HONORING NATIVE PEOPLE AND LANDS
The Center for Environmental Futures and the University of Oregon are located on Kalapuya Ilihi, the traditional Indigenous homeland of the Kalapuya people. Following treaties signed between 1851 and 1855, the U.S. government dispossessed Kalapuyas of their sacred homelands and forcibly removed them. We recognized that those treaties did not cede the lands that UO now occupies. Today, Kalapuya descendants continue to contribute to their communities, UO, Oregon, and the world as citizens of the Confederated Tribes of Grand Ronde and the Confederated Tribes of Siletz Indians. We acknowledge the genocide inflicted by settler colonialism and the ongoing injustices against Kalapuyas. We now hope to disrupt that legacy, beginning with environmental justice and honest storytelling about this place. CEF also extends our respect to the nine federally recognized Indigenous nations of Oregon: the Burns Paiute Tribe; the Confederated Tribes of Coos, Lower Umpqua and Siuslaw Indians; the Confederated Tribes of Grand Ronde; the Confederated Tribes of Siletz Indians; the Confederated Tribes of the Umatilla Indian Reservation; the Confederated Tribes of Warm Springs; the Coquille Indian Tribe; the Cow Creek Band of Umpqua Tribe of Indians; and the Klamath Tribes. Finally, we express our respect for the numerous Indigenous peoples who are not formally recognized and yet have ancestral homelands in Oregon and continued connections to their lands, including the Celilo-Wyam Indian Community, the Clatsop-Nehalem Confederated Tribes, and the Nimiipuu (Nez Perce).
CEF STANDS FOR RACIAL AND SOCIAL JUSTICE
As scholars and people concerned about the environment, we recognize the role of white supremacy and racial violence in structuring how certain bodies interact with the environment. The recent high profile events involving Black Americans—the murder of George Floyd by Minneapolis police, the murder of Ahmaud Arbery by white vigilantes in South Georgia, Amy Cooper’s threats against Christian Cooper in Central Park—along with the countless other examples, demonstrate that Black Americans and other people of color do not have the same environmental freedoms that whites enjoy. We implore everyone in our CEF community to use your positions to help others (and yourselves) understand the role of white supremacy in producing and reinforcing environmental injustices and the ways Blacks and other communities of color have resisted and continue to resist this oppression. For those who teach, incorporating diverse authors in your syllabi and listening to scholars of color tell these stories is a great way to start. But all of us in the environmental community can benefit from their voices. We suggest the following readings as a starting point:
• Lindsey Dillon and Julie Sze, “Police Power and Particulate Matters: Environmental Justice and the Spatialities of In/Securities in U.S. Cities,” (English Language Notes 52 2016): 13-23.

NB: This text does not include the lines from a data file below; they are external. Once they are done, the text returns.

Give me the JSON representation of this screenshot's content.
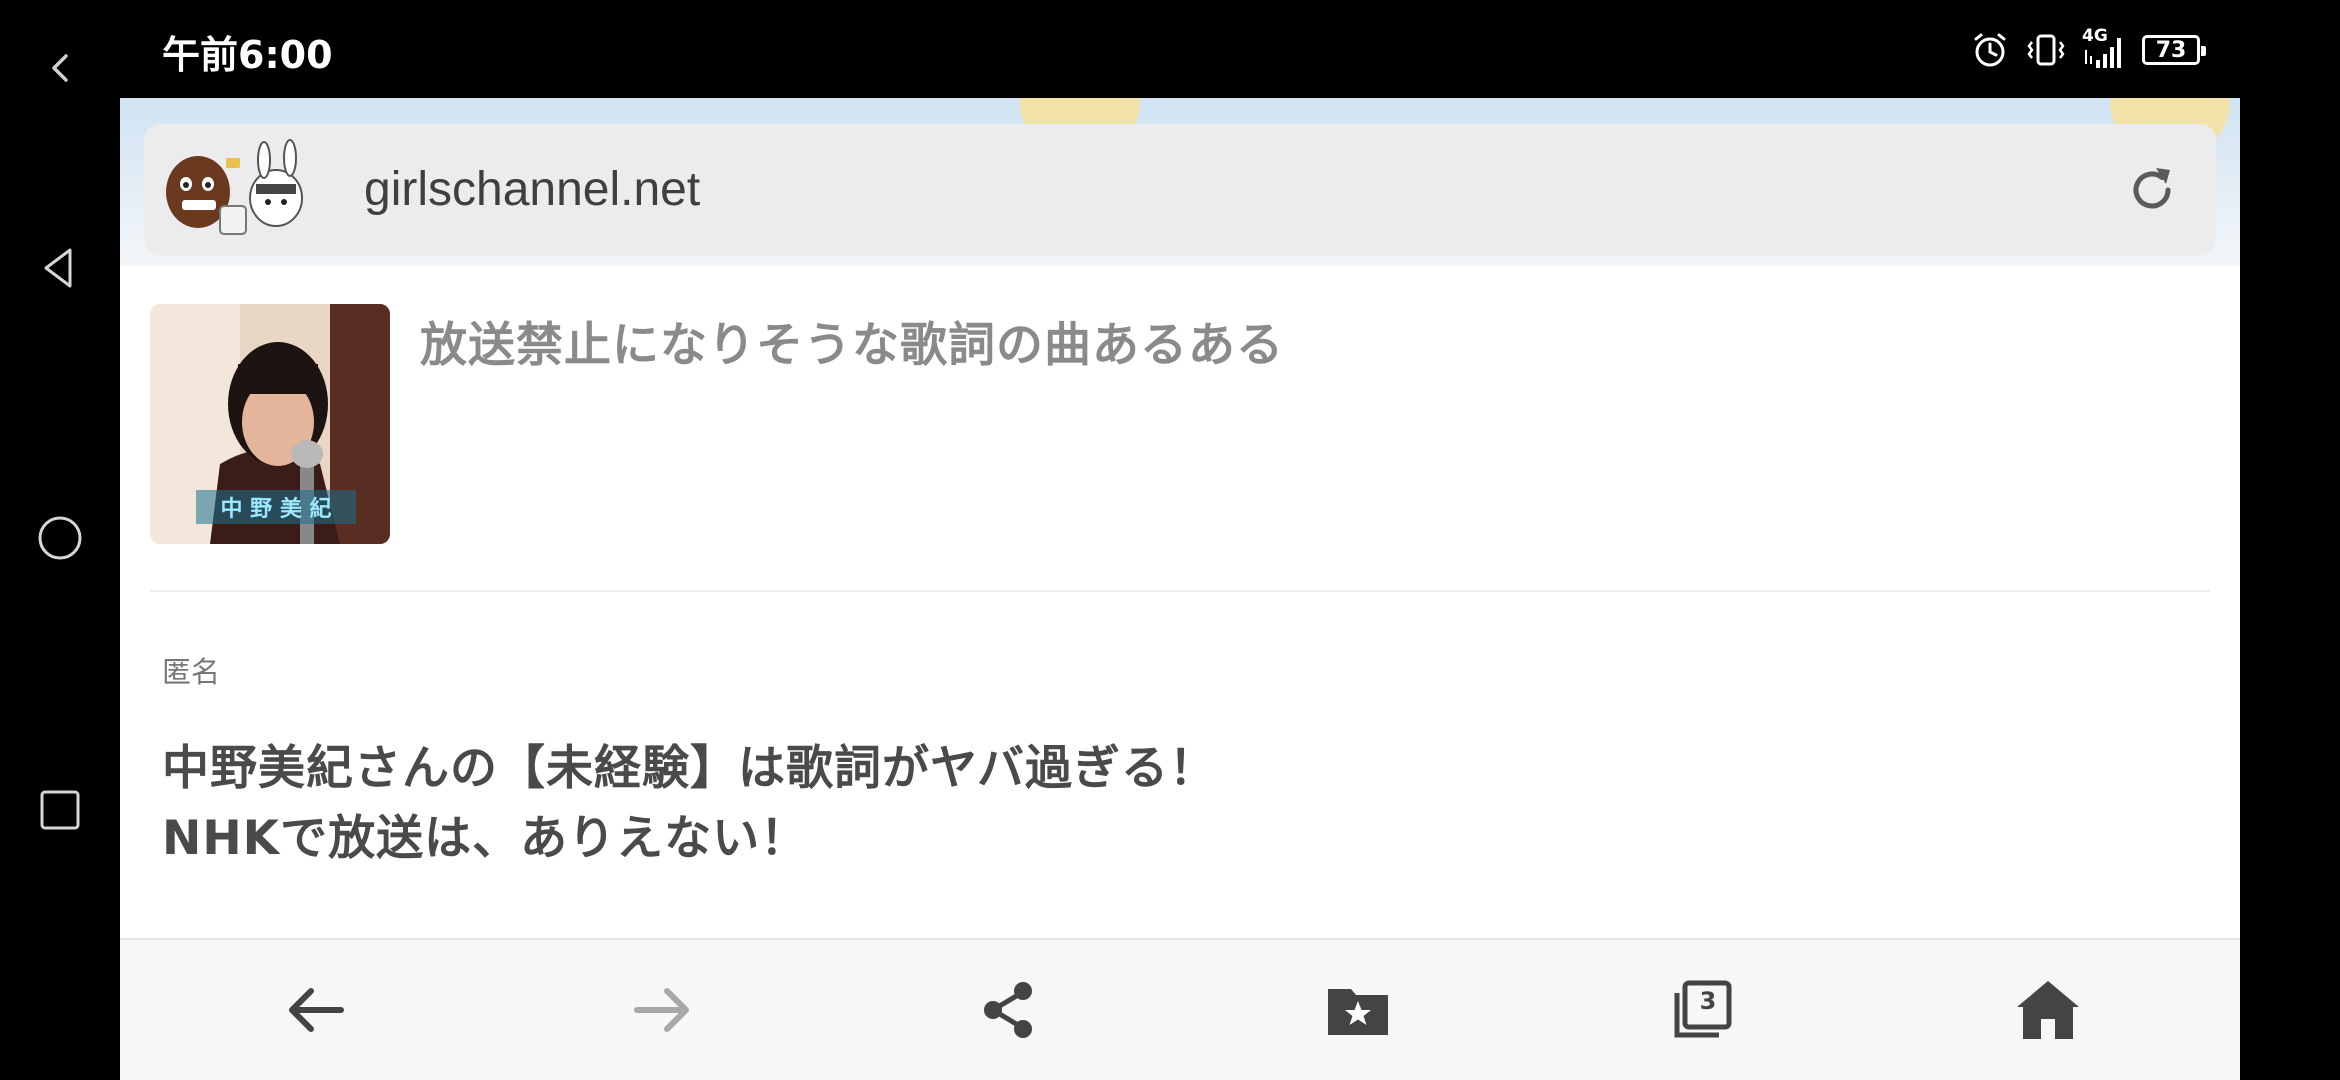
{
  "status_bar": {
    "time": "午前6:00",
    "network": "4G",
    "battery": "73"
  },
  "browser": {
    "url": "girlschannel.net"
  },
  "topic": {
    "title": "放送禁止になりそうな歌詞の曲あるある",
    "thumbnail_caption": "中 野 美 紀"
  },
  "comment": {
    "author": "匿名",
    "lines": [
      "中野美紀さんの【未経験】は歌詞がヤバ過ぎる！",
      "NHKで放送は、ありえない！"
    ]
  },
  "toolbar": {
    "tab_count": "3"
  },
  "icons": {
    "nav": [
      "chevron-left-icon",
      "triangle-back-icon",
      "circle-home-icon",
      "square-recents-icon"
    ],
    "status": [
      "alarm-icon",
      "vibrate-icon",
      "signal-icon",
      "battery-icon"
    ],
    "toolbar": [
      "arrow-back-icon",
      "arrow-forward-icon",
      "share-icon",
      "bookmark-folder-icon",
      "tabs-icon",
      "home-icon"
    ]
  },
  "colors": {
    "title_gray": "#8a8a8a",
    "body_text": "#4a4a4a",
    "icon_dark": "#444444",
    "icon_disabled": "#a8a8a8"
  }
}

• Carolyn Finney, Black Faces, White Spaces: Reimagining the Relationship of African Americans to the Great Outdoors (University of North Carolina Press, 2014).
• David Pellow, What Is Critical Environmental Justice? (Polity Press, 2018), and “Toward a Critical Environmental Justice Studies: Black Lives Matter as an Environmental Justice Challenge,” Du Bois Review 13 (2016): 221-236.
• Brandi Summers’ op-ed in the New York Times, “What Black America Knows about Quarantine”
• Natalia Mehlman Petrzela’s op-ed in the New York Times, “Jogging Has Always Excluded Black People”
Please remember, it is okay to feel uncomfortable as we engage in conversations about white supremacy. It is not okay to stand still and do nothing. Please continue to share resources and educate one another. Dismantling white supremacy as the founding structure of our nation will take fundamental, decolonizing change. We believe there are enough people on the right side of justice to make it happen. It all starts with each one of us deciding to disrupt the status quo within our own respective spheres of influence. Now, let’s get to work!